We can then submit a prompt to the LLM like this:

In [2]:
prompt_hf("What is the capital of France?")

config.json:   0%|          | 0.00/826 [00:00<?, ?B/s]

To support symlinks on Windows, you either need to activate Developer Mode or to run Python as an administrator. In order to see activate developer mode, see this article: https://docs.microsoft.com/en-us/windows/apps/get-started/enable-your-device-for-development


model.safetensors.index.json:   0%|          | 0.00/23.9k [00:00<?, ?B/s]

Downloading shards:   0%|          | 0/4 [00:00<?, ?it/s]

model-00001-of-00004.safetensors:   0%|          | 0.00/4.98G [00:00<?, ?B/s]

model-00002-of-00004.safetensors:   0%|          | 0.00/5.00G [00:00<?, ?B/s]

model-00003-of-00004.safetensors:   0%|          | 0.00/4.92G [00:00<?, ?B/s]

model-00004-of-00004.safetensors:   0%|          | 0.00/1.17G [00:00<?, ?B/s]

Loading checkpoint shards:   0%|          | 0/4 [00:00<?, ?it/s]

generation_config.json:   0%|          | 0.00/185 [00:00<?, ?B/s]

Some parameters are on the meta device device because they were offloaded to the cpu.


tokenizer_config.json:   0%|          | 0.00/50.5k [00:00<?, ?B/s]

tokenizer.json:   0%|          | 0.00/9.09M [00:00<?, ?B/s]

special_tokens_map.json:   0%|          | 0.00/73.0 [00:00<?, ?B/s]

Truncation was not explicitly activated but `max_length` is provided a specific value, please use `truncation=True` to explicitly truncate examples to max length. Defaulting to 'longest_first' truncation strategy.
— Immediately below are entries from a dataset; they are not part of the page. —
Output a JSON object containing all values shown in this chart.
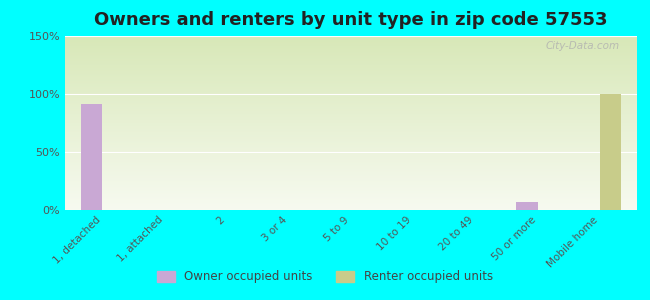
{
  "title": "Owners and renters by unit type in zip code 57553",
  "categories": [
    "1, detached",
    "1, attached",
    "2",
    "3 or 4",
    "5 to 9",
    "10 to 19",
    "20 to 49",
    "50 or more",
    "Mobile home"
  ],
  "owner_values": [
    91,
    0,
    0,
    0,
    0,
    0,
    0,
    7,
    0
  ],
  "renter_values": [
    0,
    0,
    0,
    0,
    0,
    0,
    0,
    0,
    100
  ],
  "owner_color": "#c9a8d4",
  "renter_color": "#c8cc8a",
  "background_color": "#00ffff",
  "ylim": [
    0,
    150
  ],
  "yticks": [
    0,
    50,
    100,
    150
  ],
  "ytick_labels": [
    "0%",
    "50%",
    "100%",
    "150%"
  ],
  "bar_width": 0.35,
  "title_fontsize": 13,
  "legend_owner": "Owner occupied units",
  "legend_renter": "Renter occupied units",
  "watermark": "City-Data.com",
  "grad_top": "#f7faf0",
  "grad_bottom": "#d8e8b8"
}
If you encode pairs of sequences (GLUE-style) with the tokenizer you can select this strategy more precisely by providing a specific strategy to `truncation`.
Setting `pad_token_id` to `eos_token_id`:128001 for open-end generation.
  attn_output = torch.nn.functional.scaled_dot_product_attention(


'What is the capital of France? The answer is Paris. The capital of France is Paris. This is the place where the government is located. The following map shows the location of the capital of France.'

As the model is kept loaded in memory, a second call might be faster, not showing the model-loading output:

In [None]:
prompt_hf("What is the capital of the Czech Republic?")

Setting `pad_token_id` to `eos_token_id`:128001 for open-end generation.


## Exercise

Explore the [HuggingFace hub for more text-generation models](https://huggingface.co/models?pipeline_tag=text-generation&sort=trending). Download one and test it using the function above. Also read its documentation and consider updating the function above according to the recommendations and examples.